Ermelinda de Almeida
* Para ler ouvindo Ceumar
Casei
dezenas de vezes. Tive muitos noivos, centenas de primos, vários irmãos. Tudo de fogueira.
Era uma alegria pulá-la! A molecada toda reunida ali, no meio daquela chama flamejante que ameaçava queimar as pontas das saias e dos calções: São João disse, São Pedro confirmou que você é meu noivo que Jesus Cristo mandou.

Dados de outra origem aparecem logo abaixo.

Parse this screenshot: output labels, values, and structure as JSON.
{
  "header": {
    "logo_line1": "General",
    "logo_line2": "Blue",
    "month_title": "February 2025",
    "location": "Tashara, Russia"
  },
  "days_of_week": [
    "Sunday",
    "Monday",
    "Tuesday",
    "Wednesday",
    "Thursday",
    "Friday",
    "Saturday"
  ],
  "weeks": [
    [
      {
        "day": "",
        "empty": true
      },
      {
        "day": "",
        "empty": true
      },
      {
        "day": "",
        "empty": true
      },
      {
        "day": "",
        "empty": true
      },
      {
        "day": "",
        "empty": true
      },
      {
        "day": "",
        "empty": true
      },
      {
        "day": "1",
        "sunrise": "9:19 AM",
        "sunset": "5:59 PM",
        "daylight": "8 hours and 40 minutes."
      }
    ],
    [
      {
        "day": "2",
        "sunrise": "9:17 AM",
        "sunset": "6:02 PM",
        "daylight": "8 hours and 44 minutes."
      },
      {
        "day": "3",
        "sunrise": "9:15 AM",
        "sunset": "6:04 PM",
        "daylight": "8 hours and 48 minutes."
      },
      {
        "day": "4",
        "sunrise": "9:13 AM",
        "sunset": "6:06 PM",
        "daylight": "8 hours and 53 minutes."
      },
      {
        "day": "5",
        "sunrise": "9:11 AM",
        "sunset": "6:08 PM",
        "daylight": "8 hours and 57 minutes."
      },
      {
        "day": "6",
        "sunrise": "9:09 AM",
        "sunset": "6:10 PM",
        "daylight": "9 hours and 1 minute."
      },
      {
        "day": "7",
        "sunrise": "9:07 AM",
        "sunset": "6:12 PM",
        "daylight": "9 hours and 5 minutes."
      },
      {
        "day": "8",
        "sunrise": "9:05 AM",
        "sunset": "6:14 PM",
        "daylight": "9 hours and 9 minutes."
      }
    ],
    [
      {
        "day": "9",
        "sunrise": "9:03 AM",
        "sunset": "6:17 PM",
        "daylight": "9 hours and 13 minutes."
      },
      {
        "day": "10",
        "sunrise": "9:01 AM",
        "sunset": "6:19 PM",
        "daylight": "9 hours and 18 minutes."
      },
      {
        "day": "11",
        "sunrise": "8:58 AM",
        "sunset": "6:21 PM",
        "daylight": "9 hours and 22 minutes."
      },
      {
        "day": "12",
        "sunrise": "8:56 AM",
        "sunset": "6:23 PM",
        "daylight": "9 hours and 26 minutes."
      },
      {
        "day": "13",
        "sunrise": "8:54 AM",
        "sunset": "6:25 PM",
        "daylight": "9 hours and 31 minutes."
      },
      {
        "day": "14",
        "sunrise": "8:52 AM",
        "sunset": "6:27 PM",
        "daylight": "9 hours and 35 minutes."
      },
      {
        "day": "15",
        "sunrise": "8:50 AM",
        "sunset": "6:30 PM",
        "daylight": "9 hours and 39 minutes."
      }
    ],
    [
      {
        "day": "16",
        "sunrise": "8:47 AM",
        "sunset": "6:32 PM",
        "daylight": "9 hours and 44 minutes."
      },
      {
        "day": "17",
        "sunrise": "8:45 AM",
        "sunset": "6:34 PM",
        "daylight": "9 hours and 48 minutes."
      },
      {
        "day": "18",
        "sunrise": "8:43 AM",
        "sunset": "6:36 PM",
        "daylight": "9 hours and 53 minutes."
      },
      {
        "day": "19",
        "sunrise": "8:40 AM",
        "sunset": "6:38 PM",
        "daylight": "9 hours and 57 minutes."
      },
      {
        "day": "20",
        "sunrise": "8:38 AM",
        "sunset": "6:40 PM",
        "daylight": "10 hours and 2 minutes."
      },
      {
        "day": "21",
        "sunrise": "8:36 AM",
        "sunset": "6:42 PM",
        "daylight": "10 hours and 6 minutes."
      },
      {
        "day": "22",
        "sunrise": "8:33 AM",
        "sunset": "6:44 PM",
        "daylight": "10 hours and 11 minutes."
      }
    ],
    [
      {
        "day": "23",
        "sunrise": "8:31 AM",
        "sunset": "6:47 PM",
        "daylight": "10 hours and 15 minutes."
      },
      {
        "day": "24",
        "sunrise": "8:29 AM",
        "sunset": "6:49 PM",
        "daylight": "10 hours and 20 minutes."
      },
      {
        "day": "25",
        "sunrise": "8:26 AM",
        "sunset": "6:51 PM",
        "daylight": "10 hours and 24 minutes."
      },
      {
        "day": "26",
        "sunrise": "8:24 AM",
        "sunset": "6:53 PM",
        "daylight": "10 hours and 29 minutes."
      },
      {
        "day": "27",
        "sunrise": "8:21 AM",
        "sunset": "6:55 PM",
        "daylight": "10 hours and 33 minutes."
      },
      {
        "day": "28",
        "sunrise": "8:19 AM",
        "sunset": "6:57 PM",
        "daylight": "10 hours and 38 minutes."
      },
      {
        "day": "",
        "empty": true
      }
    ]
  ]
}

Junho tinha, então, um colorido diferente. E não apenas pelas bandeirolas que enfeitavam as ruas, mas o cheiro, uma promessa de fogo que já incendiava minha alma. Era o tempo em que a igreja abria as portas para a perdição: meu deus, como era animado o arraial da igreja! Fosse onde fosse, tinha aquele gostinho de pecado bom: correio-do-amor misturado ao milho.
Ê, calorzinho arretado que dava no corpo! Tempo em que as avós e mães uniam a memória para ensinar às meninas simpatias de amor: papel colado na palma do pé; faca enfiada na bananeira; e, claro, os (in) falíveis castigos ao pobre santo – Minha avó tem lá em casa um Santo Antônio velhinho. Em os moços não me querendo dou pancadas no santinho.
De todos os pecados juninos, o que mais resisti foi à maçã-do-amor – tão vermelha e perfeita... E eu nem sabia o que era luxúria na época! –, e se há algum arrependimento em minha vida certamente é este: ter comprado uma, após anos de resistência.
Quanta tristeza, senti! Tinha acabado de enterrar, com aquela mordida, os segredos e devaneios que alimentavam minha curiosidade. Tão linda e rubra era antes a maçã!
Eis minha primeira lição sobre o assombro: Depois de mordê-lo, evito desvendar mistérios. Há uma mágica neles, e é imprescindível que a deixemos quieta. Sim, sei que tem a tal curiosidade, mas que diabos! Não podemos deixá-la de lado em algumas ocasiões?
Talvez venha daquela mordida o gosto pelo não-saber. Porque hoje não tenho dúvidas de que a minha maçã-do-amor era muito mais interessante e apetitosa do que aquela que se mostrou real –coisa mais sem graça era ela!
Ah, os beijos que dei... Os casamentos de fogueira... Os correios-do-amor... Tudo tão longe, e tão perto.
Sinto miúda dor ao perceber que nada deste mundo consegui compartilhar com as filhas. Que sabem elas da fogueira? Nada! E do correio-do-amor? Nada! Seus mundos, tão distintos do meu, não alcançam a ingenuidade dos bilhetes, o fogo que arde, o rubro da maçã-do-amor que chama e queima.
Ui, eu tenho saudades da fogueira! E quando penso nela, pergunto-me: Tu realmente conseguias pulá-la?
2 comentários:
Meus eventos juninos foram intensos. Com direito às maçãs do amor. Eu as comia com voracidade sem questioná-las, sem entende-las. Soubesse, teria dado lambidas bem mais vagarosas.
Tanto quanto você, Vássia, gostaria que meus netos pulassem fogueira, arranjassem noivos, afilhados e compadres e... comessem maçãs do amor. Mas tudo isso subiu no balão do esquecimento
Leila
Pois é, uma pena... Talvez a solução para esse balão seja morar no Nordeste, não? Beijos!